Un discours officiel, plutôt une idéologie totalitaire, ne tolère plus rien à côté d’elle depuis le 7 octobre en Allemagne. Cette idéologie, qui s’articule autour d’une définition de l’antisémitisme décrétée par l’Etat, où il s’agit avant tout d‘associer avec toute la violence discursive (et la bêtise crasse) la critique de la politique d’Israël et l’antisémitisme, est omniprésente en Allemagne depuis des années. Et ce non pas parce que les médias, la politique et la société, et en particulier le monde universitaire, seraient contraints de se soumettre à un tel bullshit cruel, mais parce qu’ils le font volontiers, dans une obéissance complaisante et anticipée.On a eu ça déjà, non ?

Depuis des années, des maisons, des écoles, magasins sont démolis dans la région du village de Masafer Yatta (près d’Hébron), les Palestinien-ne-s qui y vivent depuis de nombreuses générations sont expulsés par Israël à des fins de colonisastion et, évidemment, en violation du Droit International – rien d’exceptionnel dans les territoires palestiniens occupés. Depuis le 4 mai 2022, date à laquelle la Cour suprême israélienne a également donné son feu vert à l’installation d’un camp d’entraînement de Tsahal dans la région, la campagne d’expulsion est passée à la vitesse supérieure. [1]

Durant toutes les années qui ont précédé et suivi, les habitants de Masafer Yatta ont protesté, pratiqué le « soumout » [2] : ils ont persévéré tant qu’ils ont pu malgré les conditions et les dangers, s’accrochant avec ténacité à leur vie dans le village, sur leurs terres. Deux d’entre eux - Basel Adra et Hamdan Balal - ont documenté ce quotidien ainsi que les agressions de l’armée d’occupation et ont posté leurs photos et vidéos sur les médias sociaux.

À un moment donné, deux journalistes israélien-ne-s les ont rejoints : Rachel Shor et Yuval Abraham. Les quatre se sont liés d’amitié, ont discuté intensément et ont développé ensemble l’idée d’un film. Celui-ci devait s’appuyer sur le riche matériel de Basel et Hamdan, mais ils devaient en outre être filmés en train de se documenter. Cela n’augmenterait pas seulement la crédibilité des images - cela montrerait également les conditions de travail extrêmes des journalistes palestiniens [3] dans les territoires occupés.

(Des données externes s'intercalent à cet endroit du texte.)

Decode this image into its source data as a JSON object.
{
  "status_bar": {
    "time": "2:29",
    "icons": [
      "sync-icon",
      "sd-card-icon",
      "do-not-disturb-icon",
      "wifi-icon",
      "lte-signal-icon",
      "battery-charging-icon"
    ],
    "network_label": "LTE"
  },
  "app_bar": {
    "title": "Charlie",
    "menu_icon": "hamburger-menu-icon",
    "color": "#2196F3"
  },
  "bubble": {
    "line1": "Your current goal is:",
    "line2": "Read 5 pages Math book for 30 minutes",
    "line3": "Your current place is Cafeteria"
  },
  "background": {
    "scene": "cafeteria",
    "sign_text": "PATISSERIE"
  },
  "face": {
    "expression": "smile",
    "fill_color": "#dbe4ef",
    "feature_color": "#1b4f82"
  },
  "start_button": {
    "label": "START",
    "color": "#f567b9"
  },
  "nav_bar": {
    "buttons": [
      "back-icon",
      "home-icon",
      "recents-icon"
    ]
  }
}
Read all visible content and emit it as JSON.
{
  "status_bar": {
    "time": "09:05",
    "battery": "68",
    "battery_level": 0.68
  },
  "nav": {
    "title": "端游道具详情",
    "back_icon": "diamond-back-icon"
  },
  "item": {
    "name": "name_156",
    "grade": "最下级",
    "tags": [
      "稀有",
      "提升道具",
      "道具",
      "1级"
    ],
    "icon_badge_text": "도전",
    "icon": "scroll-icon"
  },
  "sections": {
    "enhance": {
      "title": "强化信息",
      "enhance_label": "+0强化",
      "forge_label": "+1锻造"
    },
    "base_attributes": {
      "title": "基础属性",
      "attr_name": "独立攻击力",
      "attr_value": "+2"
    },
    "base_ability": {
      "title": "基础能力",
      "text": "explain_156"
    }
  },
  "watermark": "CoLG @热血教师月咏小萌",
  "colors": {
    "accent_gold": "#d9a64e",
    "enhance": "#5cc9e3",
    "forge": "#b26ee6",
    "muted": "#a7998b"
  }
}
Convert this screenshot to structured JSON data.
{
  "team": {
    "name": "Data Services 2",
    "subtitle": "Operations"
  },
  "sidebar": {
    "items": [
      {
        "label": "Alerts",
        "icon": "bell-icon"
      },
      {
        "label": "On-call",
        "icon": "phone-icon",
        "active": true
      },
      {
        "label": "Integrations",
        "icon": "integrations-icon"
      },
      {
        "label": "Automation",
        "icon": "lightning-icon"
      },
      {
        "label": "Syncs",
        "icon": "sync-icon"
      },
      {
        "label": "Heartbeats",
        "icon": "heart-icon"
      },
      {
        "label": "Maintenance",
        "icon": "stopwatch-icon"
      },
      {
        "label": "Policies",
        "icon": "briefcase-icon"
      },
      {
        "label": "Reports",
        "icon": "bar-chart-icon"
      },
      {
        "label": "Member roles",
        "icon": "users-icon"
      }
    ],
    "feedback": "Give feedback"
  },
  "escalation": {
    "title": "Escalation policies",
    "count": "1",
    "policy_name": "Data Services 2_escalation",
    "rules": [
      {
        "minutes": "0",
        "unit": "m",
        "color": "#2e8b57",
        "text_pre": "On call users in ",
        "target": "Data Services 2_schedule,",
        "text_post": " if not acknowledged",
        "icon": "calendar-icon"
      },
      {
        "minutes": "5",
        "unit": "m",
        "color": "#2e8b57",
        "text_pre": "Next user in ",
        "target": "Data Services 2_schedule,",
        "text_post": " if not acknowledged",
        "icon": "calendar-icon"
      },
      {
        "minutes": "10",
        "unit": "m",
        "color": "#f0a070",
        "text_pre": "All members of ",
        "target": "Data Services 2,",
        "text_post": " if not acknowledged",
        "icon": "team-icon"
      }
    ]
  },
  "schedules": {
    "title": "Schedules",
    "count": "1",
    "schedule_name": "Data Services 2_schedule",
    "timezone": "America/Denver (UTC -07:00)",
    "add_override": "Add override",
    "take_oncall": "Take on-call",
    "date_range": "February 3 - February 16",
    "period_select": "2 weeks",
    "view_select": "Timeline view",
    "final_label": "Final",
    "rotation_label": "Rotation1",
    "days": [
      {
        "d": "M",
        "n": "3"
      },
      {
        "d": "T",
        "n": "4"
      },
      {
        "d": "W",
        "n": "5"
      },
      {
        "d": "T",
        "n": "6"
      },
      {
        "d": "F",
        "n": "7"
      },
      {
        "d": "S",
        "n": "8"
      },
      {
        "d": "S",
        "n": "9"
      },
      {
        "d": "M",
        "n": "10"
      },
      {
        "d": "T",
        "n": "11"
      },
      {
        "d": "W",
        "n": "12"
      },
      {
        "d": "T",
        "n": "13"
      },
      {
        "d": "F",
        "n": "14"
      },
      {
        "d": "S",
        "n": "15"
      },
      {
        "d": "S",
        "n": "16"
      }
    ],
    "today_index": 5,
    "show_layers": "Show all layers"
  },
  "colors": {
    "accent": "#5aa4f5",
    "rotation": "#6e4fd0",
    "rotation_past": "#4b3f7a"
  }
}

C’est ainsi qu’est né le documentaire No Other Land, dont la première a eu lieu lors de la 74e Berlinale. Le jury, majoritairement non-allemand, lui a décerné deux prix pour le meilleur documentaire. Le public, pas trop allemand non plus, a applaudi avec enthousiasme lors de la remise des prix, après que le réalisateur Adra et le coréalisateur Abraham se soient exprimés ensemble sur le pays dans lequel ils allaient retourner peu après.

Et, comme souvent ces derniers temps, il fallait s’y attendre : ces étrangers ! On leur ouvre généreusement notre pays et on le met à leurs pieds, surtout la capitale, pour qu’ils-elles y insufflent l’ambiance d’une métropole mondiale de l’art et de la culture - et voilà le résultat ! Ils nous importent leur antisémitisme !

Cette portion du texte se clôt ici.